Wezwała służby na pomoc partnerowi, który wskoczył do wody i nie wypływa. Nie wie dlaczego tak postąpiła

Młoda kobieta zadzwoniła po służby ratunkowe do swojego kolegi twierdząc, że jej partner wskoczył do rzeki Warty i nie wypływa. Skończyło się na interwencji służb. Na pomoc „tonącemu” ruszyły policyjne patrole, wozy bojowe straży pożarnej z łodzią motorową. Tymczasem rzekomy desperat nawet nie myślał o tym żeby wchodzić do wody, a jego ubranie było suche.

W piątek, 26 września, tuż po godz. 20.00, pod numer alarmowy 112 zadzwonił mężczyzna, który poinformował telefonicznie, że odezwała się do niego koleżanka twierdząc, iż jej partner w Śremie na wysokości ul. Popiełuszki wskoczył do rzeki Warty i nie wypływa. Zgłaszający powiedział, że kobieta prosiła go o wezwanie służb.

Na miejsce natychmiast ruszyły policyjne patrole oraz dwa wozy bojowe straży pożarnej z łodzią motorową. Policjanci szybko ustalili, że historia nie ma nic wspólnego z rzeczywistością. Rzekomy „tonący mężczyzna” był zupełnie bezpieczny. Zaprzeczył, aby chciał wchodzić do wody, a jego ubranie było suche. Mężczyzna po prostu pokłócił się ze swoją partnerką. Ona natomiast nie potrafiła racjonalnie wyjaśnić dlaczego zadzwoniła do kolegi twierdząc, że partner wskoczył do rzeki Warty i nie wypływa. Policjanci z Zespołu do spraw Wykroczeń skierują do sądu wniosek o ukaranie 20-latki, która wywołała fałszywy alarm.

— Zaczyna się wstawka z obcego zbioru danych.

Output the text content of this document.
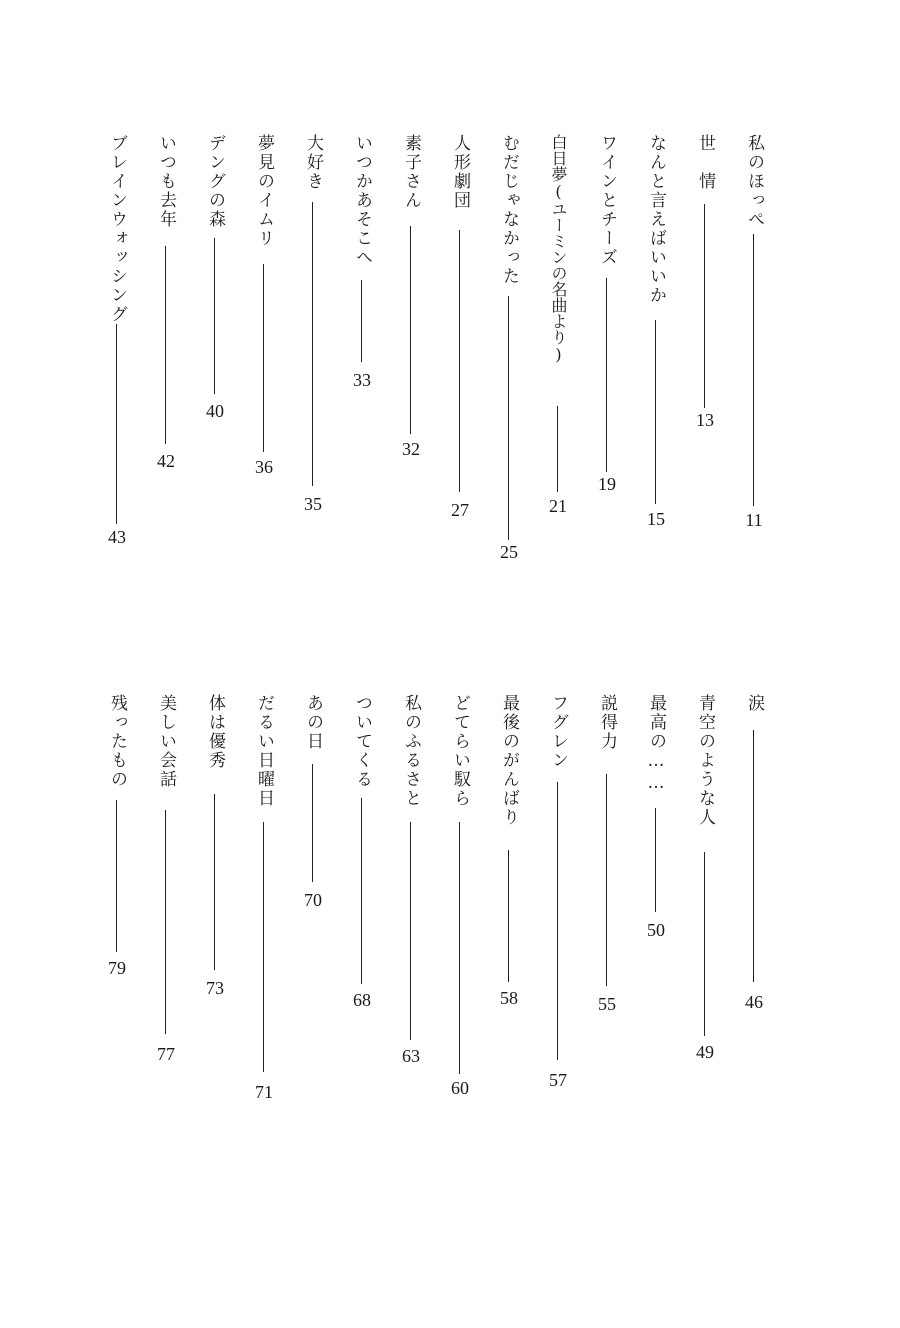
私のほっぺ
11
世　情
13
なんと言えばいいか
15
ワインとチーズ
19
白日夢(ユーミンの名曲より)
21
むだじゃなかった
25
人形劇団
27
素子さん
32
いつかあそこへ
33
大好き
35
夢見のイムリ
36
デングの森
40
いつも去年
42
ブレインウォッシング
43
涙
46
青空のような人
49
最高の……
50
説得力
55
フグレン
57
最後のがんばり
58
どてらい馭ら
60
私のふるさと
63
ついてくる
68
あの日
70
だるい日曜日
71
体は優秀
73
美しい会話
77
残ったもの
79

– Niestety, wśród zgłoszeń, które wpływają do służb, czasami zdarzają się takie, które nie polegają na prawdzie. Angażują one wielu policjantów, strażaków czy ratowników medycznych. Pamiętajmy, że w tym czasie ktoś naprawdę mógłby potrzebować natychmiastowej pomocy. Wywołanie fałszywego alarmu to nie tylko nieodpowiedzialność czy wręcz bezmyślność, ale także wykroczenie zagrożone karą aresztu, ograniczenia wolności albo grzywny – mówi Ewa Kasińska z policji w Śremie.